One month in NYC

Published

June 28, 2024

My first two weeks I stayed with a friend in Harlem. How it felt was longer than that, as is commonly experienced when in the midst of transition, but I didn’t do much aside from read and work, walk around the area surrounding Lenox Ave, and run in Central Park. Mostly I just observed my thoughts and reactions to things. It felt like waiting for a flip to switch to finally start living like a New Yorker. Yeah, I know, I know—waiting is probably the least New Yorker thing to do. But that’s how it went for a little while. I wasn’t in my own place yet, and my wallet was recovering from its recent financial hemorrhaging, meaning that I had to lean on time and the comfort of my old routines.

Routines can be surprisingly persistent despite dramatic changes in context. Burlington, VT is nothing like New York City, yet my particular habits and thought patterns remained sticky. My impatience, for one, appeared to be context-independent. In other words, it’s a (lovable) quality of mine. I was closer than I thought to becoming a New Yorker, perhaps. But I moved to change and grow god damn it! So why was I still so impatient? Even the novelty of my move couldn’t keep it at bay for long.

After I moved and settled in Greenpoint, my usual neuroses creeped into the fray like the gradual heat of summer. Before I knew it I was sweating in the same old ways, over the same old stuff, again. Loneliness and sadness, my unwavering companions. Fear of insignificance and lack of direction. Anxiety over making new friends. Past relationship patterns masquerading as personality traits. Wherever we go, there we are.

It’s true that the city is full of infinite possibilities. Bars and bookshops in one; restaurants that aren’t afraid to burn the midnight oil; bouldering gyms with climbing walls on their rooftops (okay maybe just one); anarchist birding clubs fighting to revitalize our attention. Excess and brilliance abound: you can have it all if you want it hard enough, so it goes. Who are you here without desire?

What’s also true is that possibility is a bitch.
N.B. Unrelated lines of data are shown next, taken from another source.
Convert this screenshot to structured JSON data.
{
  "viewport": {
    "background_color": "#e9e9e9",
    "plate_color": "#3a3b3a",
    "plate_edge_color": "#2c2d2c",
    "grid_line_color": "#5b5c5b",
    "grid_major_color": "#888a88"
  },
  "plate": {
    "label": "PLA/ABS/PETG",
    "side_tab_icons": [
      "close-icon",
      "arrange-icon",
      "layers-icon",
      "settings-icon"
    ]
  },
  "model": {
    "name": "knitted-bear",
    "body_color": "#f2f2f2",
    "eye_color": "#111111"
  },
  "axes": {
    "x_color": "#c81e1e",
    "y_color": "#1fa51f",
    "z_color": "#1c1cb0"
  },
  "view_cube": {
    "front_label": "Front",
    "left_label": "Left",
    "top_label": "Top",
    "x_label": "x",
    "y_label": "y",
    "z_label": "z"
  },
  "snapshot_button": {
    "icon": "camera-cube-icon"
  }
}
That I was constantly in close proximity to people but not actually connecting with anyone magnified the loneliness I felt on the daily. This made showing up to classes and events I planned on attending more difficult. I feared that people would see how lonely I was, how needy I felt, and not want to interact with me. Vermont came to mind in these moments, but not as much as I thought I would. I knew I needed to be here, partially to witness the familiar ways I was suffering, so that I could learn to better soothe and befriend it all. My meditation practice has certainly helped, and pretty soon I did begin to meet people, many of whom I felt an immediate kinship with.

At a poetry gathering centered on the work of Diane Suess I felt only slightly nervous in voicing my musings. Later in the week I workshopped my relationship to conflict and rejection with a group of like-minded strangers. I also started learning Brazilian jiu-jitsu and even brought along a friend I had recently met at a picnic. Alongside a bunch of rebellious urbanites at a nearby park I spent two hours trailing the songs and trajectories of common birds. All of which is to say: things have been great, challenging in the best ways possible.

Loneliness transforms into solitude when you cease the struggle against it. That’s harder to do in the city, which is constantly reminding you that connection is a mere train ride away. But also, while you’re here, maybe you should keep dancing with that beauty named possibility. She’s worth the company of loneliness, who ultimately wants to dance with you as well. Solitude, too, is in fact a mere seven hour train ride away, should I hear his call. For now, I feel, the city is welcoming me. I’m allowed to stay and say I belong here.